The 5th conference on steroid action in the nervous system that took place in February 2009 was associated with a symposium entitled 7th ICHBB! This one day meeting was organized in part for the 60th birthday of the two compulsive conference organizers concerned by this short history (JB and GCP) but also more seriously to celebrate the 50th anniversary of the publication of the seminal paper of Phoenix and collaborators (Phoenix et al., 1959) universally recognized as the founding paper for the research field analyzing the endocrine controls of sexual differentiation of brain and behavior.
This 8th edition of ICHBB organized in Liège will meet on the occasion of the official retirement of Jacques Balthazart from all his official duties at the University of Liège. Talks will be presented during three days by a group of stellar scientists who will without a doubt provide exciting summaries of recent developments in the field of behavioral neuroendocrinology. This meeting will hopefully be scientifically and socially as rewarding as previous editions.
University of Liege
Balthazart, J. (Ed.), 1990. “Hormones, Brain and Behavior in Vertebrates, Vol 1 and 2”, Karger A.G., Basel.

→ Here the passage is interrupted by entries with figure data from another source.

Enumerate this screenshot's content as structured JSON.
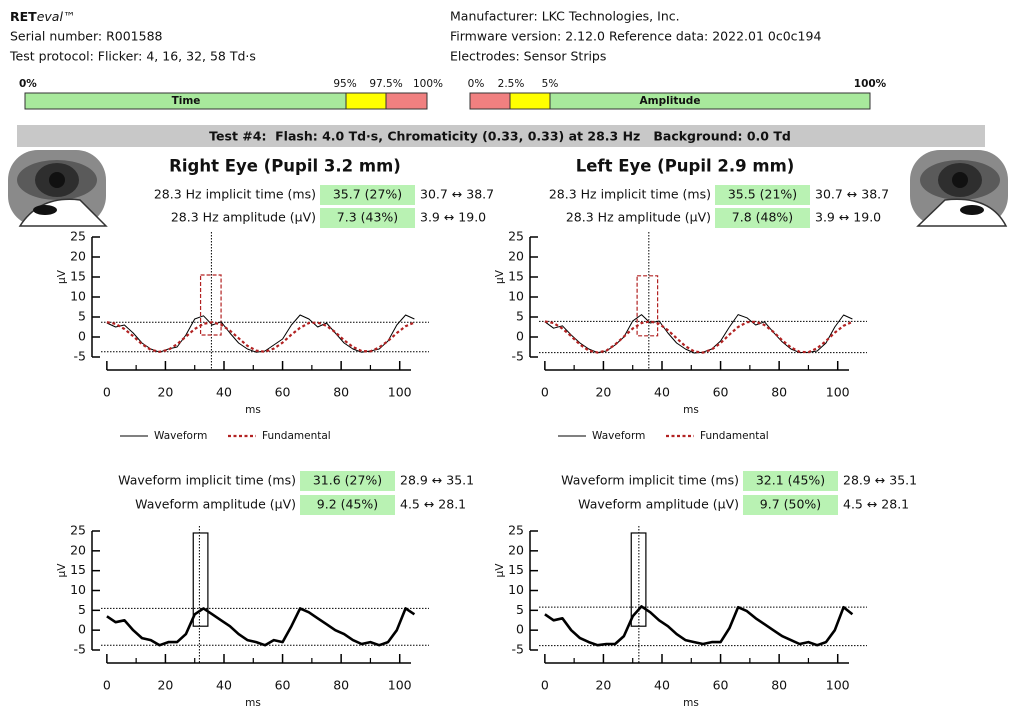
{
  "header": {
    "brand": {
      "bold": "RET",
      "italic": "eval",
      "mark": "™"
    },
    "serial": "Serial number: R001588",
    "protocol": "Test protocol: Flicker: 4, 16, 32, 58 Td·s",
    "manufacturer": "Manufacturer: LKC Technologies, Inc.",
    "firmware": "Firmware version: 2.12.0 Reference data: 2022.01 0c0c194",
    "electrodes": "Electrodes: Sensor Strips"
  },
  "legend_bars": [
    {
      "label": "Time",
      "ticks": [
        "0%",
        "95%",
        "97.5%",
        "100%"
      ]
    },
    {
      "label": "Amplitude",
      "ticks": [
        "0%",
        "2.5%",
        "5%",
        "100%"
      ]
    }
  ],
  "test_banner": "Test #4:  Flash: 4.0 Td·s, Chromaticity (0.33, 0.33) at 28.3 Hz   Background: 0.0 Td",
  "eyes": [
    {
      "title": "Right Eye (Pupil 3.2 mm)",
      "panels": [
        {
          "metrics": [
            {
              "label": "28.3 Hz implicit time (ms)",
              "value": "35.7 (27%)",
              "range": "30.7 ↔ 38.7"
            },
            {
              "label": "28.3 Hz amplitude (µV)",
              "value": "7.3 (43%)",
              "range": "3.9 ↔ 19.0"
            }
          ],
          "chart": {
            "type": "line",
            "xlabel": "ms",
            "ylabel": "µV",
            "x": [
              0,
              3,
              6,
              9,
              12,
              15,
              18,
              21,
              24,
              27,
              30,
              33,
              36,
              39,
              42,
              45,
              48,
              51,
              54,
              57,
              60,
              63,
              66,
              69,
              72,
              75,
              78,
              81,
              84,
              87,
              90,
              93,
              96,
              99,
              102,
              105
            ],
            "series": [
              {
                "name": "Waveform",
                "color": "#000000",
                "style": "solid",
                "values": [
                  3.5,
                  2.5,
                  3.0,
                  1.0,
                  -1.5,
                  -3.0,
                  -3.8,
                  -3.0,
                  -2.5,
                  0.5,
                  4.5,
                  5.3,
                  3.0,
                  3.8,
                  1.0,
                  -1.5,
                  -3.0,
                  -3.8,
                  -3.5,
                  -2.0,
                  -0.5,
                  3.0,
                  5.5,
                  4.5,
                  2.5,
                  3.5,
                  1.0,
                  -1.5,
                  -3.0,
                  -3.8,
                  -3.5,
                  -3.0,
                  -1.0,
                  3.0,
                  5.5,
                  4.5
                ]
              },
              {
                "name": "Fundamental",
                "color": "#b22222",
                "style": "dotted",
                "values": [
                  3.7,
                  3.3,
                  2.0,
                  0.2,
                  -1.8,
                  -3.2,
                  -3.7,
                  -3.2,
                  -1.8,
                  0.1,
                  2.0,
                  3.3,
                  3.7,
                  3.1,
                  1.6,
                  -0.3,
                  -2.2,
                  -3.4,
                  -3.7,
                  -2.9,
                  -1.4,
                  0.6,
                  2.3,
                  3.5,
                  3.6,
                  2.8,
                  1.2,
                  -0.8,
                  -2.5,
                  -3.5,
                  -3.6,
                  -2.6,
                  -1.0,
                  1.0,
                  2.7,
                  3.6
                ]
              }
            ],
            "xlim": [
              -2,
              110
            ],
            "ylim": [
              -5,
              25
            ],
            "xticks": [
              0,
              20,
              40,
              60,
              80,
              100
            ],
            "xminor": [
              10,
              30,
              50,
              70,
              90
            ],
            "yticks": [
              -5,
              0,
              5,
              10,
              15,
              20,
              25
            ],
            "hlines": [
              3.7,
              -3.7
            ],
            "vline": 35.7,
            "box": {
              "x": [
                32,
                39
              ],
              "y": [
                0.5,
                15.5
              ],
              "color": "#b22222",
              "style": "dashed"
            }
          }
        },
        {
          "metrics": [
            {
              "label": "Waveform implicit time (ms)",
              "value": "31.6 (27%)",
              "range": "28.9 ↔ 35.1"
            },
            {
              "label": "Waveform amplitude (µV)",
              "value": "9.2 (45%)",
              "range": "4.5 ↔ 28.1"
            }
          ],
          "chart": {
            "type": "line",
            "xlabel": "ms",
            "ylabel": "µV",
            "x": [
              0,
              3,
              6,
              9,
              12,
              15,
              18,
              21,
              24,
              27,
              30,
              33,
              36,
              39,
              42,
              45,
              48,
              51,
              54,
              57,
              60,
              63,
              66,
              69,
              72,
              75,
              78,
              81,
              84,
              87,
              90,
              93,
              96,
              99,
              102,
              105
            ],
            "series": [
              {
                "color": "#000000",
                "style": "thick",
                "values": [
                  3.5,
                  2.0,
                  2.5,
                  0.0,
                  -2.0,
                  -2.5,
                  -3.8,
                  -3.0,
                  -3.0,
                  -1.0,
                  4.0,
                  5.5,
                  4.0,
                  2.5,
                  1.0,
                  -1.0,
                  -2.5,
                  -3.0,
                  -3.8,
                  -2.5,
                  -3.0,
                  1.0,
                  5.5,
                  4.5,
                  3.0,
                  1.5,
                  0.0,
                  -1.0,
                  -2.5,
                  -3.5,
                  -3.0,
                  -3.8,
                  -3.0,
                  0.0,
                  5.5,
                  4.0
                ]
              }
            ],
            "xlim": [
              -2,
              110
            ],
            "ylim": [
              -5,
              25
            ],
            "xticks": [
              0,
              20,
              40,
              60,
              80,
              100
            ],
            "xminor": [
              10,
              30,
              50,
              70,
              90
            ],
            "yticks": [
              -5,
              0,
              5,
              10,
              15,
              20,
              25
            ],
            "hlines": [
              5.5,
              -3.8
            ],
            "vline": 31.6,
            "box": {
              "x": [
                29.5,
                34.5
              ],
              "y": [
                1,
                24.5
              ],
              "color": "#000000",
              "style": "solid"
            }
          }
        }
      ]
    },
    {
      "title": "Left Eye (Pupil 2.9 mm)",
      "panels": [
        {
          "metrics": [
            {
              "label": "28.3 Hz implicit time (ms)",
              "value": "35.5 (21%)",
              "range": "30.7 ↔ 38.7"
            },
            {
              "label": "28.3 Hz amplitude (µV)",
              "value": "7.8 (48%)",
              "range": "3.9 ↔ 19.0"
            }
          ],
          "chart": {
            "type": "line",
            "xlabel": "ms",
            "ylabel": "µV",
            "x": [
              0,
              3,
              6,
              9,
              12,
              15,
              18,
              21,
              24,
              27,
              30,
              33,
              36,
              39,
              42,
              45,
              48,
              51,
              54,
              57,
              60,
              63,
              66,
              69,
              72,
              75,
              78,
              81,
              84,
              87,
              90,
              93,
              96,
              99,
              102,
              105
            ],
            "series": [
              {
                "name": "Waveform",
                "color": "#000000",
                "style": "solid",
                "values": [
                  3.8,
                  2.2,
                  2.8,
                  0.5,
                  -1.5,
                  -3.0,
                  -3.9,
                  -3.5,
                  -2.0,
                  0.0,
                  4.0,
                  5.6,
                  3.5,
                  4.0,
                  1.0,
                  -1.5,
                  -3.0,
                  -4.0,
                  -3.8,
                  -3.0,
                  -1.0,
                  2.5,
                  5.6,
                  4.8,
                  3.0,
                  3.8,
                  1.2,
                  -1.2,
                  -3.0,
                  -3.9,
                  -3.8,
                  -3.5,
                  -1.5,
                  2.5,
                  5.5,
                  4.5
                ]
              },
              {
                "name": "Fundamental",
                "color": "#b22222",
                "style": "dotted",
                "values": [
                  3.9,
                  3.5,
                  2.1,
                  0.2,
                  -1.9,
                  -3.4,
                  -3.9,
                  -3.4,
                  -1.9,
                  0.1,
                  2.1,
                  3.5,
                  3.9,
                  3.3,
                  1.7,
                  -0.3,
                  -2.3,
                  -3.6,
                  -3.9,
                  -3.1,
                  -1.5,
                  0.6,
                  2.5,
                  3.7,
                  3.8,
                  3.0,
                  1.3,
                  -0.8,
                  -2.6,
                  -3.7,
                  -3.8,
                  -2.8,
                  -1.0,
                  1.1,
                  2.8,
                  3.8
                ]
              }
            ],
            "xlim": [
              -2,
              110
            ],
            "ylim": [
              -5,
              25
            ],
            "xticks": [
              0,
              20,
              40,
              60,
              80,
              100
            ],
            "xminor": [
              10,
              30,
              50,
              70,
              90
            ],
            "yticks": [
              -5,
              0,
              5,
              10,
              15,
              20,
              25
            ],
            "hlines": [
              3.9,
              -3.9
            ],
            "vline": 35.5,
            "box": {
              "x": [
                31.5,
                38.5
              ],
              "y": [
                0.3,
                15.3
              ],
              "color": "#b22222",
              "style": "dashed"
            }
          }
        },
        {
          "metrics": [
            {
              "label": "Waveform implicit time (ms)",
              "value": "32.1 (45%)",
              "range": "28.9 ↔ 35.1"
            },
            {
              "label": "Waveform amplitude (µV)",
              "value": "9.7 (50%)",
              "range": "4.5 ↔ 28.1"
            }
          ],
          "chart": {
            "type": "line",
            "xlabel": "ms",
            "ylabel": "µV",
            "x": [
              0,
              3,
              6,
              9,
              12,
              15,
              18,
              21,
              24,
              27,
              30,
              33,
              36,
              39,
              42,
              45,
              48,
              51,
              54,
              57,
              60,
              63,
              66,
              69,
              72,
              75,
              78,
              81,
              84,
              87,
              90,
              93,
              96,
              99,
              102,
              105
            ],
            "series": [
              {
                "color": "#000000",
                "style": "thick",
                "values": [
                  4.0,
                  2.5,
                  3.0,
                  0.0,
                  -2.0,
                  -3.0,
                  -3.8,
                  -3.5,
                  -3.5,
                  -1.5,
                  3.5,
                  6.0,
                  4.5,
                  2.5,
                  1.0,
                  -1.0,
                  -2.5,
                  -3.0,
                  -3.5,
                  -3.0,
                  -3.0,
                  0.5,
                  5.8,
                  4.8,
                  3.0,
                  1.5,
                  0.0,
                  -1.5,
                  -2.5,
                  -3.5,
                  -3.0,
                  -3.8,
                  -3.0,
                  0.0,
                  5.8,
                  4.0
                ]
              }
            ],
            "xlim": [
              -2,
              110
            ],
            "ylim": [
              -5,
              25
            ],
            "xticks": [
              0,
              20,
              40,
              60,
              80,
              100
            ],
            "xminor": [
              10,
              30,
              50,
              70,
              90
            ],
            "yticks": [
              -5,
              0,
              5,
              10,
              15,
              20,
              25
            ],
            "hlines": [
              5.8,
              -3.9
            ],
            "vline": 32.1,
            "box": {
              "x": [
                29.5,
                34.5
              ],
              "y": [
                1,
                24.5
              ],
              "color": "#000000",
              "style": "solid"
            }
          }
        }
      ]
    }
  ]
}
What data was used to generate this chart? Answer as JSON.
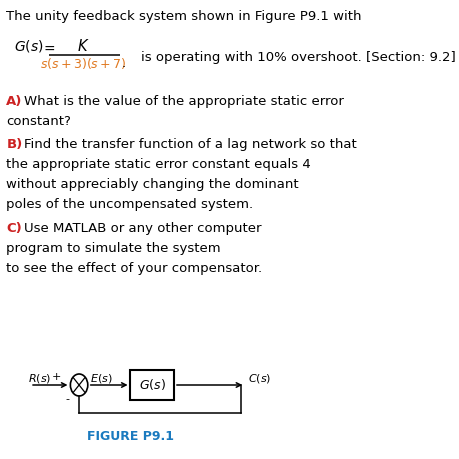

Balthazart, J., Pröve, E. and Gilles, R. (Eds.), 1983. “Hormones and Behaviour in Higher Vertebrates”, Springer Verlag, Berlin.
Dewsbury, D. A., 2003. The Conference on Reproductive Behavior: A history. Hormones and Behavior, 43, 465-473.
Gilles, R. and Balthazart, J. (Eds.), 1985. “Neurobiology, Current Comparative Approaches”, Springer Verlag, Berlin.
McCarthy, M.M., Guillamon, A., Garcia-Segura, L.-M. and Segovia, S. (Guest Eds.), 2001. Hormones and Behavior, 40/2, pp. 85-366.
Panzica, G.C. and Balthazart, J. (Guest Eds.), 1997. Brain Research Bulletin, Vol. 44/4, pp. 319-557.
Phoenix, C. H., Goy, R. W., Gerall, A. A. and Young, W. C., 1959. Organizational action of prenatally administered testosterone propionate on the tissues mediating behavior in the female guinea pig. Endocrinology. 65, 369-382.
Signoret, J.-P., Fabre-Nys, C. and Balthazart, J. (Guest Eds.), 1994. Psychoneuroendocrinology, 19 (5-7), pp. 403-721.